# Sections 12 and 13 — Pro Rata Duty; Gender and Number
## Section 12 — Duty to be taken pro rata
Where any duty of customs or excise (or duty of a similar nature) is leviable on a given quantity by weight, measure or value of any goods or merchandise, a like duty is leviable at the same rate on any greater or lesser quantity.
### Plain-English meaning
The statutory rate scales proportionately up or down. A duty fixed for 1 kg becomes 5 × that duty for 5 kg, and half of it for 500 grams.
### Illustration (from the syllabus)
If a company has 100 shares outstanding and declares a dividend of ₹2 per share, the total dividend pool is ₹200. Each shareholder receives a pro rata share of that pool based on their holding. The total cannot exceed ₹200 — and the per-shareholder amount is calculated proportionately.
(The Section is primarily about customs/excise duty, but the pro rata concept it embeds applies wherever statute uses a rate-based levy on quantity.)
## Section 13 — Gender and number
In all Central Acts and Regulations, unless context requires otherwise:
1. Words importing the masculine gender shall include females.
2. Words in the singular shall include the plural, and vice versa.
So if a statute uses 'he', it normally also covers 'she'; if it uses 'company', it can cover 'companies'.
### Crucial qualifications
- Succession law caution: The rule is applied carefully in succession matters.
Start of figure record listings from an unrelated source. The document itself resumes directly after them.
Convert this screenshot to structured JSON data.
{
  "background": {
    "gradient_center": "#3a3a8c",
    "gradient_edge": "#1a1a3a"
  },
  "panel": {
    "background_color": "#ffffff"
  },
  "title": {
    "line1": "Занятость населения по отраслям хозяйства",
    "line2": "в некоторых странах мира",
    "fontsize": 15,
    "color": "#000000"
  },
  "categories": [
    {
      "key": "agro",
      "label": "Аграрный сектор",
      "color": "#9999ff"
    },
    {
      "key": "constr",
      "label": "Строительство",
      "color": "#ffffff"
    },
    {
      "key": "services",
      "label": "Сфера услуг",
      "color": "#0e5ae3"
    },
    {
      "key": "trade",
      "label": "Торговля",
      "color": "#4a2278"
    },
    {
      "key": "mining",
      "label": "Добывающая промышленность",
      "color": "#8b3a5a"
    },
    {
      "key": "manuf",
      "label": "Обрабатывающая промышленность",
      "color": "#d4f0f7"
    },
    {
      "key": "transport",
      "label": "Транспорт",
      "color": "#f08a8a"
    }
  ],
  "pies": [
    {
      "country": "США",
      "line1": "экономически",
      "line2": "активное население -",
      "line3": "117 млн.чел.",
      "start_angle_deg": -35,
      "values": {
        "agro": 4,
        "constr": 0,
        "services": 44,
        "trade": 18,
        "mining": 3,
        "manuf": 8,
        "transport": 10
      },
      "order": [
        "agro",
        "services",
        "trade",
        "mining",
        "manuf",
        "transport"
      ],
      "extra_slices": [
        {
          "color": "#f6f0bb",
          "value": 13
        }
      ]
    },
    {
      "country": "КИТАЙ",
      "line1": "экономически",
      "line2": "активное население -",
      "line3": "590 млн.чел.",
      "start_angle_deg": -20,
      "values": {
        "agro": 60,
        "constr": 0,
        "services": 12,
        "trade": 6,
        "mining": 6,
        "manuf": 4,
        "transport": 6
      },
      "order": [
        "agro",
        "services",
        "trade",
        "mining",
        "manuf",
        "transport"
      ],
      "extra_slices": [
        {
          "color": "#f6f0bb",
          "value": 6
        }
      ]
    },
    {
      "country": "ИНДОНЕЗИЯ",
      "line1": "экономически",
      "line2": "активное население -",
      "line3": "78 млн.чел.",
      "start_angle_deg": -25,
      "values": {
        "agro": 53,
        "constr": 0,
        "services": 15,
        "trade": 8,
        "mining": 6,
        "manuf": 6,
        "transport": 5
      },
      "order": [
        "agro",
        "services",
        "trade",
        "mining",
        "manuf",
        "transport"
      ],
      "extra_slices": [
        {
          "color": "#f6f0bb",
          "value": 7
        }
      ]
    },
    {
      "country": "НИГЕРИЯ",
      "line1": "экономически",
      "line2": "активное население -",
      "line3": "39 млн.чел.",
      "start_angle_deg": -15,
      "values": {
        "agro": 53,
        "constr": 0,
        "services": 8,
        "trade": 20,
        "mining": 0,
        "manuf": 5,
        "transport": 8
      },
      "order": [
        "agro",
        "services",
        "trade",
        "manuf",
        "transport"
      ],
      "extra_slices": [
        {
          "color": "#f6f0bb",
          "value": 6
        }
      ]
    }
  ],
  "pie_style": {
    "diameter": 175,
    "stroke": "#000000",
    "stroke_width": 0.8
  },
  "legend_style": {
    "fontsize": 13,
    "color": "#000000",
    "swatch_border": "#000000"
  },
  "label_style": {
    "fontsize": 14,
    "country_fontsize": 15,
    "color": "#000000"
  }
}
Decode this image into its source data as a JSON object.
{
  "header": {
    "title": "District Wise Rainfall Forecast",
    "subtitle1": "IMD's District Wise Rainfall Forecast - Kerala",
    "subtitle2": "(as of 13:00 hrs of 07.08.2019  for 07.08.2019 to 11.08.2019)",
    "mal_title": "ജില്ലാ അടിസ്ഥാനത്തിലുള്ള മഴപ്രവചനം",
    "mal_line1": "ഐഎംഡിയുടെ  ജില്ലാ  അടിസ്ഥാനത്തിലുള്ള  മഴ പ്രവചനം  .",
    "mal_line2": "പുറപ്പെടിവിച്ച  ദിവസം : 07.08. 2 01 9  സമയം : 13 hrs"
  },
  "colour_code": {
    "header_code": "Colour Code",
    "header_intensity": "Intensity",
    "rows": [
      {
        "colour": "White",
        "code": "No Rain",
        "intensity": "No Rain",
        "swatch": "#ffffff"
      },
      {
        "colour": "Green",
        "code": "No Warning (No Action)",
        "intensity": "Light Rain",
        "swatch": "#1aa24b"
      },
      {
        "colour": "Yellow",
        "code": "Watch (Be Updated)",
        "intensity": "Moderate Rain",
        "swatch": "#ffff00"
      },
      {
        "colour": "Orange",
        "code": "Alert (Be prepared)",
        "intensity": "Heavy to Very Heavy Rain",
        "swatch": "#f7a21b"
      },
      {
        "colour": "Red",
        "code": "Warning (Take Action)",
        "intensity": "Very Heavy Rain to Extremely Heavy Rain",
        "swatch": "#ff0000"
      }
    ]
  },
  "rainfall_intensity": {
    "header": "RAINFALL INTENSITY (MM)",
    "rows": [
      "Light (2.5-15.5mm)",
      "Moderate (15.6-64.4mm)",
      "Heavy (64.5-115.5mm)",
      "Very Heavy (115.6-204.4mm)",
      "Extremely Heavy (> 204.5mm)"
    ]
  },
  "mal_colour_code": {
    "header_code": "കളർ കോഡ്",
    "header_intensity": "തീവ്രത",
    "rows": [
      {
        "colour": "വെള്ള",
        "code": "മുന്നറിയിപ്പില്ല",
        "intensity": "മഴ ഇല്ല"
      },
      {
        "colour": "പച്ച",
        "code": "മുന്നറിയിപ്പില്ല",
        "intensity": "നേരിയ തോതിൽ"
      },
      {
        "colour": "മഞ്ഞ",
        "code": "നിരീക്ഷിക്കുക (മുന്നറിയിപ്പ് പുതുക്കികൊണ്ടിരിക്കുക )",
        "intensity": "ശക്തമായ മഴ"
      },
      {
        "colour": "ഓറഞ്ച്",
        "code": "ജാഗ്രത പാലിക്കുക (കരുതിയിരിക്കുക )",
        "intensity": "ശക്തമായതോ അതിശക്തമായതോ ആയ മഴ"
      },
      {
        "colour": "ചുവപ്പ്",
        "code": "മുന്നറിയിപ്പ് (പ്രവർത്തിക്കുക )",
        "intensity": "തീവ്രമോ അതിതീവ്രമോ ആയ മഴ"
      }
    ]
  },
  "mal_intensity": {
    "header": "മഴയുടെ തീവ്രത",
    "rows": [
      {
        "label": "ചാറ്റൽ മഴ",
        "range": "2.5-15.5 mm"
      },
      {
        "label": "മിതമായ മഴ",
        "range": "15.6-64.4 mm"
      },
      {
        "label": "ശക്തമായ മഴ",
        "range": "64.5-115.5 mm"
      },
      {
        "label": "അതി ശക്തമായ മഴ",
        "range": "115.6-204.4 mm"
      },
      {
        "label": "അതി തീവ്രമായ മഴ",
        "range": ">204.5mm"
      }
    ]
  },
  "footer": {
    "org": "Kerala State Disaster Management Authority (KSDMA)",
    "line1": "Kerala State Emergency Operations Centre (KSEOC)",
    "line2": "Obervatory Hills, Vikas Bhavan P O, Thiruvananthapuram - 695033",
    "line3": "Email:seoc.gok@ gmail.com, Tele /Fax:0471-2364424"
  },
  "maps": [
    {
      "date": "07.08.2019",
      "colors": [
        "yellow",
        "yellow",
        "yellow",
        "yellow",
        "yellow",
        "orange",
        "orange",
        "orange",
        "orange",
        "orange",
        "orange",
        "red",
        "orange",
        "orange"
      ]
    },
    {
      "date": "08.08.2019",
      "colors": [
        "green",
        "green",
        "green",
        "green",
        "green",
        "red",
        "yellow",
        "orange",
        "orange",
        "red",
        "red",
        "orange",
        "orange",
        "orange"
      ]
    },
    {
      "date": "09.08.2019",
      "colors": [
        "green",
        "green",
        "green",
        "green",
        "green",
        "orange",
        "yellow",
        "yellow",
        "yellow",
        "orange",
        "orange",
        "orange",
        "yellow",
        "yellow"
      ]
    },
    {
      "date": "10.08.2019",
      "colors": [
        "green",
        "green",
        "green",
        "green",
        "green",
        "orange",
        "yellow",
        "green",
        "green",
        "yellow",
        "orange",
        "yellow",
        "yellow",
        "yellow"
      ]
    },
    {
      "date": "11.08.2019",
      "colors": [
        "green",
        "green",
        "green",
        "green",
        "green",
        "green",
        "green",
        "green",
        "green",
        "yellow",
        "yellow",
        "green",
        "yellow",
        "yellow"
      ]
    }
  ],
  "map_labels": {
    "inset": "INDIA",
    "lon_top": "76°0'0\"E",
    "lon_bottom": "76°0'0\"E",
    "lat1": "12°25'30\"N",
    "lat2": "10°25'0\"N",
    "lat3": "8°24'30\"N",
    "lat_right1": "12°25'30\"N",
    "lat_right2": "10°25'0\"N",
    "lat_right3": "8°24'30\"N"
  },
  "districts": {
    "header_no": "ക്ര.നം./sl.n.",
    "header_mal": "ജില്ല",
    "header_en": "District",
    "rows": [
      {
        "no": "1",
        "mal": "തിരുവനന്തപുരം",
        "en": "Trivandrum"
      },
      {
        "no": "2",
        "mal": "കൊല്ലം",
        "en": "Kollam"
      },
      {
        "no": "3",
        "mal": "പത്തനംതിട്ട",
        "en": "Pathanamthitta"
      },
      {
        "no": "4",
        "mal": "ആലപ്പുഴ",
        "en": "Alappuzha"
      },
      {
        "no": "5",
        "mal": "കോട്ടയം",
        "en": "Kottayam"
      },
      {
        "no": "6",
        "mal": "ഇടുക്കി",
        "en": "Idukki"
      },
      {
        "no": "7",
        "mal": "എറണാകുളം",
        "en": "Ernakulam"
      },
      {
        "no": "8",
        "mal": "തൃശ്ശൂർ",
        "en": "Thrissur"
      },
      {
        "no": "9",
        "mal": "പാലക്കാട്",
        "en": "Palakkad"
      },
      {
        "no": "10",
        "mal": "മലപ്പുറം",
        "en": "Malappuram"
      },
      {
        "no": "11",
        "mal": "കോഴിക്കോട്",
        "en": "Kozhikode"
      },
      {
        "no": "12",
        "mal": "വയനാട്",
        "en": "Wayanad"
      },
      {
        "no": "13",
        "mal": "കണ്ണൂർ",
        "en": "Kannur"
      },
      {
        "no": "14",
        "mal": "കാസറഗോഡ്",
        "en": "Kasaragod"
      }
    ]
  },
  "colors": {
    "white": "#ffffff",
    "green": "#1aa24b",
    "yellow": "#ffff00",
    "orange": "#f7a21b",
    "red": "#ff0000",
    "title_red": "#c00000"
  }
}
Courts have held that 'male descendants' does not automatically include female descendants — the social and legislative context is heavily weighted.
- Gender-specific statutes: If an Act is meant for a specific gender (e.g., the Maternity Benefits Act), the gender-neutralising rule does not apply.
- Specific-gender words override the presumption: Where a common-gender word exists but the legislature has consciously used a specific-gender term, the General Clauses presumption is rebutted. Hence the word 'bullocks' has been held not to include 'cows'.